Lewnes launched into a gentle pitch of the company’s products but also provided a how-to for marketers considering data-driven marketing products from any company – not just Adobe.

Addressing the ANA brand marketer audience, she got down to the basics:

“The trick is to know your goals. If you don’t know your goals, and you are measuring all of this, then it’s like a sea of data and you don’t know what to measure. Just like every other campaign, you need to have four or five indicators at the beginning of the campaign so you know what you are looking for.

We actually have a dashboarding capability that we have created. (…) People want to have the data at their fingertips. But again, the important thing is to know what you are looking for, otherwise you’re not going to be able to solve the problem.

At the end of the campaign, we are able to assess how we did overall and look at things such as marketing’s contribution to revenue, marketing ROI and campaign efficiency. We are looking at every single variable and doing this throughout the process to see how it performed. We even judge things like brand value and how we are performing against that.

We used to, as marketers, only be able to tell how we were doing at the end. Now we can use our data and analytics all the way from the beginning of the process, through the process to continuously iterate and serve up content that our customers want and, in the end, assess how we are doing. Then we can apply all of those learning’s to the next campaign.

I still get asked every single day by my boss, the CEO, as well as our CFO to prove our ROI. But now, I have a good answer.

Digital lessons tell richer, more compelling stories and it lets us connect much more deeply to our customers. Social lets us speak directly to our customers and it lets them tell us what they want. We can please our customers, because we can communicate two‑way with them.

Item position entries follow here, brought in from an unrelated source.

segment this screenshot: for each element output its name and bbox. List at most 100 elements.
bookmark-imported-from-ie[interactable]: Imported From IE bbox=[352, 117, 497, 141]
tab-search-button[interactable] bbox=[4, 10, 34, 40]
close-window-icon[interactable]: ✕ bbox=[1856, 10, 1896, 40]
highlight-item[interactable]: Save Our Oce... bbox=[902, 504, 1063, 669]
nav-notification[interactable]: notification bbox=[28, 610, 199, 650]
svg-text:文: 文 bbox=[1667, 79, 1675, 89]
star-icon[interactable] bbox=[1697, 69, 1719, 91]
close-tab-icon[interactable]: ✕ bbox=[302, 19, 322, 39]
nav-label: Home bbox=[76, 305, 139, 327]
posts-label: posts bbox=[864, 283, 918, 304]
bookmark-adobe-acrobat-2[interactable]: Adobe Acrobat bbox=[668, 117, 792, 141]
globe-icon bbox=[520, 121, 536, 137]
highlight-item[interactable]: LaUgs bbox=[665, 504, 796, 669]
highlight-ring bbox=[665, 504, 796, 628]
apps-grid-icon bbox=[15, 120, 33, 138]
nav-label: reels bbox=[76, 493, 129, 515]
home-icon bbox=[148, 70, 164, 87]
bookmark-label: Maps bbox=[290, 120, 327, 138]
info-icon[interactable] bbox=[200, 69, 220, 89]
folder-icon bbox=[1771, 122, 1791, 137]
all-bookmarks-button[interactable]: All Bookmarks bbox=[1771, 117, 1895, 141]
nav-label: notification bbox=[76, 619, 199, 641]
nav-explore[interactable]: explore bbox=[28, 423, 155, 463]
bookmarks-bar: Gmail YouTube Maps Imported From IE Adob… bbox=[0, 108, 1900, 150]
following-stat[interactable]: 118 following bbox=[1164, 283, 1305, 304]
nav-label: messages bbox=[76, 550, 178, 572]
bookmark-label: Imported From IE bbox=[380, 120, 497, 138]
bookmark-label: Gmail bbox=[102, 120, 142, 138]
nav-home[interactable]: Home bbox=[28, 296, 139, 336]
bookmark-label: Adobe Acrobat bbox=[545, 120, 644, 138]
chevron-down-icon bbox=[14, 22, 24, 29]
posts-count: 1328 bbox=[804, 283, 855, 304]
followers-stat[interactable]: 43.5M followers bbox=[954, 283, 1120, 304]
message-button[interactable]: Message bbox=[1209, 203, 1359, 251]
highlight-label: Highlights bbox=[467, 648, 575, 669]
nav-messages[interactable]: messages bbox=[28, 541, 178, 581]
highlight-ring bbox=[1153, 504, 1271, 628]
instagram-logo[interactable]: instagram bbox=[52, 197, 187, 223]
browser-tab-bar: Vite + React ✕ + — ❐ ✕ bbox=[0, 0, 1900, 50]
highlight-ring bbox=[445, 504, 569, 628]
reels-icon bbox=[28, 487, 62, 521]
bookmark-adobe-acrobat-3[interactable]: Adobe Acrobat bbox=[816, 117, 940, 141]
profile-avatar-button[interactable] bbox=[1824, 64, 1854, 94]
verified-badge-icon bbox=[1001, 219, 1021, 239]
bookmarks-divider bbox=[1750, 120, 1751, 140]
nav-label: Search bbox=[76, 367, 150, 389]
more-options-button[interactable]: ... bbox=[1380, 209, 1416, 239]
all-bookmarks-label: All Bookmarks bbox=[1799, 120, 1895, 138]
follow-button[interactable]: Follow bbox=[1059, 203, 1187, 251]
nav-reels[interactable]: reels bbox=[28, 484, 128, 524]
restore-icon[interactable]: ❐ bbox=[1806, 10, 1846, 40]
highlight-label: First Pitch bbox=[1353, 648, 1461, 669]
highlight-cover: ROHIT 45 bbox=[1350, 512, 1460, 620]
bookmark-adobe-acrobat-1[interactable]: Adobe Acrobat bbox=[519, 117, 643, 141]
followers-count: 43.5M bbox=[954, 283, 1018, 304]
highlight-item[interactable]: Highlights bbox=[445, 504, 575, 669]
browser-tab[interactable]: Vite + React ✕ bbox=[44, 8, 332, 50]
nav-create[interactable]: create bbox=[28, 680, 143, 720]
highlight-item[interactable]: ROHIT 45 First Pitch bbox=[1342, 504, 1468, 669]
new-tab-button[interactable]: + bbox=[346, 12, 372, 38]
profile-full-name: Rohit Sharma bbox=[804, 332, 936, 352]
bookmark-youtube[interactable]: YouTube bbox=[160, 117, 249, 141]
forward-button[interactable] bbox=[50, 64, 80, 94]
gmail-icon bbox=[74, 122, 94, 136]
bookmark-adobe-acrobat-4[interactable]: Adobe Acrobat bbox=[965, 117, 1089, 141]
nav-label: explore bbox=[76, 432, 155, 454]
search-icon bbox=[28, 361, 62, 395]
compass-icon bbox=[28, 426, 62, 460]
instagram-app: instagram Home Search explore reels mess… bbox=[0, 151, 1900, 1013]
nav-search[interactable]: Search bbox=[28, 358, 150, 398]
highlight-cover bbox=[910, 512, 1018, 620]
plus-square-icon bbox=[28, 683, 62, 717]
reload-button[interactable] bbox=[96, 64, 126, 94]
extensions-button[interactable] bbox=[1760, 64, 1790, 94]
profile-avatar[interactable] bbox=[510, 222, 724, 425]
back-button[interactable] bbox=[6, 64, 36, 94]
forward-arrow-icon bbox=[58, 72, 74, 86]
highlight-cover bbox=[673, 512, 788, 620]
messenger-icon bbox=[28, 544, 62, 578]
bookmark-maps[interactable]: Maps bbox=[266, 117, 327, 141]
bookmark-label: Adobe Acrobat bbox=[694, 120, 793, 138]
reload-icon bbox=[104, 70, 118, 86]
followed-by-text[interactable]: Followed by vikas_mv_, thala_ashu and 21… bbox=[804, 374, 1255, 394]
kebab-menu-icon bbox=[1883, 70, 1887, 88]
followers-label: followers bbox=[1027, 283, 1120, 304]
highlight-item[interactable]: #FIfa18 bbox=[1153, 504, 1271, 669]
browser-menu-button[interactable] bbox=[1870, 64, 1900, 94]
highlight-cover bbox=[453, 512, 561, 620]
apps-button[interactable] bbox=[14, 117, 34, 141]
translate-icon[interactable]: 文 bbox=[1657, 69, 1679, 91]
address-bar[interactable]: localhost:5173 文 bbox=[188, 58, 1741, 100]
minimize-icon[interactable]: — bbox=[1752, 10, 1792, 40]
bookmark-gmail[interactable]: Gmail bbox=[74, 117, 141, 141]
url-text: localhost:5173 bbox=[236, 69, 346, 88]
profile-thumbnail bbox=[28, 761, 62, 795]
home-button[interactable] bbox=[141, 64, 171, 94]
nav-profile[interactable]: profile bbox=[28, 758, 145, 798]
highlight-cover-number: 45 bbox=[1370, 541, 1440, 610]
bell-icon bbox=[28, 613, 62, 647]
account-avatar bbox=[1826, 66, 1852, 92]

Third, data and analytics let us measure everything and prove everything. In the end, I don’t think we (marketers) have ever been more critical to the business. That’s why I think this is the best time to be marketing.”

Lewnes paints a rosy picture for sure, but the ability to understand ad spend will only get better technological innovation spurs insights unlocked from marketing’s – and the entire enterprise’s – vast datasets.

In theory, assuming your big brand company has the marketing tools, team and budget to address online and off, the time to be in marketing only improves in the future.